A thesis has been sustained on November 22, 2013 at the University of Bordeaux on the validation of the concept of Geological Laboratory on a Chip for the temperature and pressure operating conditions found in geological formations. The first publications in scientific journals (3 published, 2 accepted, 1 submitted) and the first oral communications to international congresses (7 Congresses including 1 where a project partner is chairman) illustrate the significant advances made in areas covering the microfabrication of GLoCs, their use coupled with analytical in situ methods (Raman, IR spectroscopy via in-situ optical fiber, and X), and the implementation of the silica capillary techniques coupled with the Confocal Raman microspectroscopy.

The main aim of the CGSµLab project is to devise, implement and exploit the most recent scientific advances in supercritical microfluidics to address some of the major issues in the field of the CO2 geological storage (CGS). This project is a pioneering approach in the world, based on several key technological steps in miniaturization of instrumentation under high pressure and high temperature based on the upgraded development of the new concept of geological laboratories on chips (GLoC). The project address fundamental small scale knowledge of the geochemical processes by tuning and simulating on GLoC the experimental behaviors of most of injected real gases in complex lithospheric aqueous fluids, flowing and interacting then with geological minerals at the temperature and pressure conditions of the geological formations. These original and innovative on-chip studies applied to CGS can be then a winning scheme that benefits from the many advantages of the size reduction of the microfluidic systems widely evidenced in a rich literature, to provide larger, faster and cheaper screening of the important key parameters such as permeability, porosity, temperature, pressure, concentrations, flow velocities, dissolved CO2 amount, chemical nature of the injected fluids, formations fluids, formation materials. In addition, there are specially designed in order to implement and develop original instrumentation and in situ microcharacterization technics provided by the partnership, such as micro Raman and RX analyses, microcalorimetry, etc.
GLoCs are then adapted to treat the following relevant CGS scientific locks: i) the description of fluids (brines and gases/supercritical fluids) repartition in the porosity of the rock reservoir, including interfacial and capillary phenomena, fluids trapping mechanisms; ii) the description of fluids flows and their evolution during time, hysteretic behaviors, impacts of flow regimes on the transport of CO2, preferential flows; iii) the description of geochemical processes, their location and kinetics in terms of dissolution precipitation reactions but also in terms of differential solubility of gas mixtures, their impacts on the local hydrodynamic properties of the reservoir rock ; iv) the description of biological activity (evolution of the microbial communities and of their metabolisms); v) the progressive integration of GLoC experimental results and relevant parameters in numerical tools for allowing extrapolation to near well bore and reservoir simulation models.
The originality, the novelty and the expected scientific and technologic breakthrough of the project are due to the unique character of the participant scientific workforce, resulting from the highly relevance of their complementary skills for advanced instrumental, measurement, modelling and simulation tools, as well as their international high level expertise in solid state chemistry, materials science, geochemistry and geophysics, biology and sub- and super-critical hydrodynamics, and mainly managed with a common focus on CGS field.
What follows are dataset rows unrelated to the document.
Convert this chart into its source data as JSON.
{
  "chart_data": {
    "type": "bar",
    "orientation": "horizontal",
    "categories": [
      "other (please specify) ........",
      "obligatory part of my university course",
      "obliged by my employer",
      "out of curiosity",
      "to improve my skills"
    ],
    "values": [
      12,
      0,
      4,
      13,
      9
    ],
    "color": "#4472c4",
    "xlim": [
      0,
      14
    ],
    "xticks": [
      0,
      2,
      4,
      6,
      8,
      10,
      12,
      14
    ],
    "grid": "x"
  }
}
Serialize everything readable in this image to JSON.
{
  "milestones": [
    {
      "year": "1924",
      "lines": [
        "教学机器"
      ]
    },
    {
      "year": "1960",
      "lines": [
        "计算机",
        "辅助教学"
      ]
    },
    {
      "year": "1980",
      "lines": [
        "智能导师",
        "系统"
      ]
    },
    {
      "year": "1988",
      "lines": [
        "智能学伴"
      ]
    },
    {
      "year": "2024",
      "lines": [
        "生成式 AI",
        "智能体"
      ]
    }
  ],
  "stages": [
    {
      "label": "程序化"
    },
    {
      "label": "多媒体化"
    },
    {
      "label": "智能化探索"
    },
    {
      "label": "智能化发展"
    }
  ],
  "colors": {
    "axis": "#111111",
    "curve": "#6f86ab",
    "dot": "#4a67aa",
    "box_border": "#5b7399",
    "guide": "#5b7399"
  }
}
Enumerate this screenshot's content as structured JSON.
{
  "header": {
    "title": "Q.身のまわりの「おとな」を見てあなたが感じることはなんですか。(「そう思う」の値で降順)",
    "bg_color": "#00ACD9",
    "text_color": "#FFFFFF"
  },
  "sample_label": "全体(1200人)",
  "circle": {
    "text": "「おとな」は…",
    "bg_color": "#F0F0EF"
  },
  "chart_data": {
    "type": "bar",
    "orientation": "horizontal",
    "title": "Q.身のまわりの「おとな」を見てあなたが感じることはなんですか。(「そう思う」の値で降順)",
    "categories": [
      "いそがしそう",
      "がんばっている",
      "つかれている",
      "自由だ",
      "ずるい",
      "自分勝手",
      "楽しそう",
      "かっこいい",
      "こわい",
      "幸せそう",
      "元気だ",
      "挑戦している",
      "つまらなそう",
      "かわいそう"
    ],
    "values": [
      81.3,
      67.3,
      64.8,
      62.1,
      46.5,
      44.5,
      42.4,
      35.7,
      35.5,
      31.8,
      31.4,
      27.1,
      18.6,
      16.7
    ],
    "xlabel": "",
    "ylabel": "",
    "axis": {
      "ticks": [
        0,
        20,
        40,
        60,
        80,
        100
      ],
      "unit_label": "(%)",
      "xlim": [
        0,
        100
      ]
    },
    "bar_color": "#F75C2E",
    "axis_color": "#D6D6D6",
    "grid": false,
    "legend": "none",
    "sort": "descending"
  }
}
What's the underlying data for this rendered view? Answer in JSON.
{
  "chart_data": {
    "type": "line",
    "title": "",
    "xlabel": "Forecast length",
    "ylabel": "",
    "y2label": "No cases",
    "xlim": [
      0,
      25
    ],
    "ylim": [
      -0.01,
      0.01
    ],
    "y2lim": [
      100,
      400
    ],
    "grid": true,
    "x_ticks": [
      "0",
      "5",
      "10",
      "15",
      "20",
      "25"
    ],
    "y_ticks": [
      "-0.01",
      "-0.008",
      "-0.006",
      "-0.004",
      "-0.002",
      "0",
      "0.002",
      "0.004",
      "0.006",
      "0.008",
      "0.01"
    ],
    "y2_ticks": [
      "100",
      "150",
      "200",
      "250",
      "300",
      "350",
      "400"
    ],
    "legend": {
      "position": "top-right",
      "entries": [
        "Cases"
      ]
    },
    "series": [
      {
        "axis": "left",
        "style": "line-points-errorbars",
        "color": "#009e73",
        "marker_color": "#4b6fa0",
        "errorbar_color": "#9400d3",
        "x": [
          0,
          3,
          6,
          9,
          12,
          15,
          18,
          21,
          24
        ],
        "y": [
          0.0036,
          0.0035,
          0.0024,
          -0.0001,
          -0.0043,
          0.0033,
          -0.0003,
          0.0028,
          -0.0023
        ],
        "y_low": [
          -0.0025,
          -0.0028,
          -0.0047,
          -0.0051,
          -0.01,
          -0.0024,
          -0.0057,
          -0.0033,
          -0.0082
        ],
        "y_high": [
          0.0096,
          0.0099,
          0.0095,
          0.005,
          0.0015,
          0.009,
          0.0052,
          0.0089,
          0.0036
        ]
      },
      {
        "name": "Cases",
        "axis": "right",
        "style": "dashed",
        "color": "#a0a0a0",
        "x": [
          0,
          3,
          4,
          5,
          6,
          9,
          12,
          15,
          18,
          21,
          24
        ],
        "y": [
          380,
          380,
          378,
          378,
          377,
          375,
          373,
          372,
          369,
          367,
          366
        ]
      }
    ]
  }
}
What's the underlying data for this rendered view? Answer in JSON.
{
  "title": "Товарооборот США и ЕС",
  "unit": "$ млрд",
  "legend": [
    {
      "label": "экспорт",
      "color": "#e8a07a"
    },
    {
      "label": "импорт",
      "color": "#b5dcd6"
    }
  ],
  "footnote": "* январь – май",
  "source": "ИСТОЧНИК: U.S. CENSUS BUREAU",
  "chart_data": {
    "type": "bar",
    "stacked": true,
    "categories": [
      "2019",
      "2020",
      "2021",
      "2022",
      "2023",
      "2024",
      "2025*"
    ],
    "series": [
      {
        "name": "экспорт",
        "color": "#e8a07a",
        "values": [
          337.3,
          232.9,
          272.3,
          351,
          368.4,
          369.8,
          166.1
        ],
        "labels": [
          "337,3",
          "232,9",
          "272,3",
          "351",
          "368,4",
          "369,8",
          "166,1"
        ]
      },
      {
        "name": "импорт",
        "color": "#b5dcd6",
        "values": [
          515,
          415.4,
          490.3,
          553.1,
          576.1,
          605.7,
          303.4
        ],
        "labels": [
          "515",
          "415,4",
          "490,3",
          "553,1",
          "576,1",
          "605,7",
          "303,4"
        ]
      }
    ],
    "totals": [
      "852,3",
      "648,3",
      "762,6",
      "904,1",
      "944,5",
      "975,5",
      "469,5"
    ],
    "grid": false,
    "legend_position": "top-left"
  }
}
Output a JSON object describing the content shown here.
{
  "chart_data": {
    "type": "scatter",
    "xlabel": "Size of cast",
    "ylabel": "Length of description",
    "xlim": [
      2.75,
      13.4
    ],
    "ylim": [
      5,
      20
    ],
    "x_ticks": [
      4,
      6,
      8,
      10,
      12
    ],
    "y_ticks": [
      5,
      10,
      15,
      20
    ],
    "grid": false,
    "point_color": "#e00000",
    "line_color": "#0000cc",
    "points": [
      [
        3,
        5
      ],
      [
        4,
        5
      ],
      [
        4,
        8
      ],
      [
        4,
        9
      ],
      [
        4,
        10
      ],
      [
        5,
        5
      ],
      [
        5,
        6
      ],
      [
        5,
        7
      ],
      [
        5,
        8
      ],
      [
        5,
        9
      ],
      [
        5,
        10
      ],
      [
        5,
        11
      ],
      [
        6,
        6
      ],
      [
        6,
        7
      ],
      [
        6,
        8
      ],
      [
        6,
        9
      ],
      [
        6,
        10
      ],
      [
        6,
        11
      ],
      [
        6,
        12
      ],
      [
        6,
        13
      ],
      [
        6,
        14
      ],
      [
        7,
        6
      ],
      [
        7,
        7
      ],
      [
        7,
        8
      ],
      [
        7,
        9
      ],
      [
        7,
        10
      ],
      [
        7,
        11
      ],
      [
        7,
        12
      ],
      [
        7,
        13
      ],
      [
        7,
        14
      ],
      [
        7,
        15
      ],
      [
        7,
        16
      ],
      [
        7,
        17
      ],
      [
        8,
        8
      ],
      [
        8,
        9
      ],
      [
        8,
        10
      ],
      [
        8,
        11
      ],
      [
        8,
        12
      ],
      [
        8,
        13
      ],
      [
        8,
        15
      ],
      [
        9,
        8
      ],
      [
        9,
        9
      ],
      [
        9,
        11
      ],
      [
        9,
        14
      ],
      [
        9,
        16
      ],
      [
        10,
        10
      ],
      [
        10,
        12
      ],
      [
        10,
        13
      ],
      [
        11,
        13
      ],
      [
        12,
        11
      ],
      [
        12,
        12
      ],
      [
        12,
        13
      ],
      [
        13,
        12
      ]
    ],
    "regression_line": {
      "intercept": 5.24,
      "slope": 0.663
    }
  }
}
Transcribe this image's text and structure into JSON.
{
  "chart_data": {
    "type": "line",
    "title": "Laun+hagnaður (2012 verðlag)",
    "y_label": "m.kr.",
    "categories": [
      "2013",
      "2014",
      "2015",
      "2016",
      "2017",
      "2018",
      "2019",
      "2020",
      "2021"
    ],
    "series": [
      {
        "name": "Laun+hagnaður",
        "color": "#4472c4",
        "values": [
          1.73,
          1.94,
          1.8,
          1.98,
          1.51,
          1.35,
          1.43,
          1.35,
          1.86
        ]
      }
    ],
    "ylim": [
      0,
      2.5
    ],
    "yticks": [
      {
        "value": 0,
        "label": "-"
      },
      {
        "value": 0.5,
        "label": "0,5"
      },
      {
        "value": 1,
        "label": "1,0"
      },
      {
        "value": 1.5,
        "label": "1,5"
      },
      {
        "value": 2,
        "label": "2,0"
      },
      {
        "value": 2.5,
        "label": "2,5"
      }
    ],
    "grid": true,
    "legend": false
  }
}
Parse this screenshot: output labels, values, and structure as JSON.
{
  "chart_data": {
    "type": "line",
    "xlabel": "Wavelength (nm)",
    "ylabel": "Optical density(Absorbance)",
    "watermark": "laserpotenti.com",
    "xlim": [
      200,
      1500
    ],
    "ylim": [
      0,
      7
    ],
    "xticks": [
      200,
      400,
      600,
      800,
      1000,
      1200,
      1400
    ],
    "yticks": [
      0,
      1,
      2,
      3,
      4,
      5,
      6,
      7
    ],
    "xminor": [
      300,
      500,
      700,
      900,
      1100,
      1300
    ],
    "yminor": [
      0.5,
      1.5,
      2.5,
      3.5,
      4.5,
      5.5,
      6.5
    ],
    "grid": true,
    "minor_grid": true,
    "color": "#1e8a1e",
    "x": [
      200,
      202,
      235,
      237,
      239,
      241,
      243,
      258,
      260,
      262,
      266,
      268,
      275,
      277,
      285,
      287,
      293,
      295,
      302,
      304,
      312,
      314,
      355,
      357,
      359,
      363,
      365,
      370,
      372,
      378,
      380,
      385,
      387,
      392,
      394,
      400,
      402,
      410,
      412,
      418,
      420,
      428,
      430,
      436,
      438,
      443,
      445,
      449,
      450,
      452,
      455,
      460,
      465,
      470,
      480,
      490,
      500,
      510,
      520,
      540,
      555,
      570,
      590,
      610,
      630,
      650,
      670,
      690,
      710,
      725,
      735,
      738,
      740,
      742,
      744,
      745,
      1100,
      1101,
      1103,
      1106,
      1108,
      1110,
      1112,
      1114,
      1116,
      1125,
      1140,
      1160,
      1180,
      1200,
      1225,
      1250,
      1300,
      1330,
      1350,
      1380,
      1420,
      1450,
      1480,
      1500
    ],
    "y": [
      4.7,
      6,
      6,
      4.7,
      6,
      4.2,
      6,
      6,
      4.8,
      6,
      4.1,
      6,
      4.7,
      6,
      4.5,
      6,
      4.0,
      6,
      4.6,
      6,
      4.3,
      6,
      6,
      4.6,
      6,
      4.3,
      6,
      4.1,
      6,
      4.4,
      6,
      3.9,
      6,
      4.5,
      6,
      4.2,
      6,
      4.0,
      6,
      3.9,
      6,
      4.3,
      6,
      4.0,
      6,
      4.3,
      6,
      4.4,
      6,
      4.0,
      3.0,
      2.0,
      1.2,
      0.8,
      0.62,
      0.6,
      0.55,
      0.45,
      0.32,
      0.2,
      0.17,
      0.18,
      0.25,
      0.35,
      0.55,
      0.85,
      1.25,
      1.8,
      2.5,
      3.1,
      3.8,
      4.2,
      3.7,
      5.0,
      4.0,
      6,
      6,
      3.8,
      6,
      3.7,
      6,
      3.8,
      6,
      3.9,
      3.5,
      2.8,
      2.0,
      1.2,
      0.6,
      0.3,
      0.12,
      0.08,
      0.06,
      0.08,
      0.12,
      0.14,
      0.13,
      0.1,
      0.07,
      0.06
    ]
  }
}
Indeed, the project gathers one US partner involved in a commercial-scale CGS project in Alabama, French academic and applied research institutions, and one industrial Group, all having focused their respective high-level expertise to interact and cover the issues addressed in the project.
The results of applications and extrapolations according to scenarios of exploitation based on the experiences of the pilot and current industrial operations return should allow evaluating and identifying the real progress and developments made by the project with perspectives and recommendations.